Like the model used by PSE&G, energy savings performance contracts enable the customer to add energy-saving equipment with no upfront cost. An energy service company (ESCO) takes on the responsibility of installing energy-efficiency equipment and guarantees the project’s savings.

“The performance contracting model just fits so well,” Luis Rodrigues, vice president and general manager of energy and environmental solutions at Honeywell in Canada, told Greentech Media in an interview. Honeywell is one of the biggest players in the ESCO space.

He went on, “We can go in and implement all kinds of retrofits and effectively fund those retrofits through savings that we’re prepared to guarantee. The client ends up with a much better-performing building.”

Rodrigues said Honeywell has completed projects at 50 hospitals in Canada, some worth as much as $30 million.

As part of the contracts, Honeywell engineers perform remote, real-time monitoring of hospital equipment. Before, critical building systems at the hospital might have been checked monthly.

“We can predict there’s going to be an issue before the hospital staff would even know the issue is there,” said Rodrigues. “We can also reduce downtime because we’re doing a lot of predictive analysis through engineering algorithms and in people looking in real time at what the systems are doing.”

Hospital energy efficiency projects completed by Honeywell in Canada include many of same improvements identified by Mike Savage for projects in New Jersey: chillers and boilers, LED swap-outs and HVAC system upgrades.

But Rodrigues said in the province of Ontario, where he is based, hospitals are also coming to him asking for solutions to reduce peak electricity demand charges.

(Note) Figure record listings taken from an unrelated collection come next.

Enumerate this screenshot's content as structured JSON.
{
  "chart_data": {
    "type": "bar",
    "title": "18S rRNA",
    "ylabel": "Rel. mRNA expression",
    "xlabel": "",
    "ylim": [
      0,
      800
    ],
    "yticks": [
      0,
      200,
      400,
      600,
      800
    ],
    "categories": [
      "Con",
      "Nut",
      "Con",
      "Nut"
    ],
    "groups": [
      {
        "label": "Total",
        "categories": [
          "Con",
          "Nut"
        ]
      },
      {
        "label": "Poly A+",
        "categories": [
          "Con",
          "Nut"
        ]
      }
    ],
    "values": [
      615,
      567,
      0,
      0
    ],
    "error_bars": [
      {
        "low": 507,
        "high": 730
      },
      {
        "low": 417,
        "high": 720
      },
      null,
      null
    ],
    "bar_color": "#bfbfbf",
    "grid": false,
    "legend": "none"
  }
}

Under Ontario’s Industrial Conservation Initiative, large energy users can mitigate demand charges – in the province, known as “global adjustment” costs — by reducing electricity demand at peak periods. Hospitals and other large energy users pay global adjustment charges based on their contribution to the top five peak demand hours in Ontario over the course of each 12-month period.

“That’s where battery storage starts to make sense,” said Rodrigues. “Hospitals are therefore reaching out to people like us to say, ‘How do I curtail this risk?’”

PSE&G looking to expand efficiency program

Encouraged by the popularity of the Hospital Efficiency Program, PSE&G is looking to both extend and expand the program.

According to Karen Reif, PSE&G has spent $180 million of the $199 million authorized by state regulators for the existing program. PSE&G has committed the remaining $19 million to projects in its development pipeline.

Last September, PSE&G asked the New Jersey Board of Public Utilities (BPU) to approve a new $2.8 billion “Clean Energy Future” program. The proposal includes $350 million to serve hospitals on PSE&G’s wait list, as well as to extend the energy efficiency program to universities, schools and local governments.

“We have a list of hospitals that have contacted us regarding wanting to do wider and deeper energy efficiency savings,” said Reif. “In order to start new projects, we need to obtain additional funding.”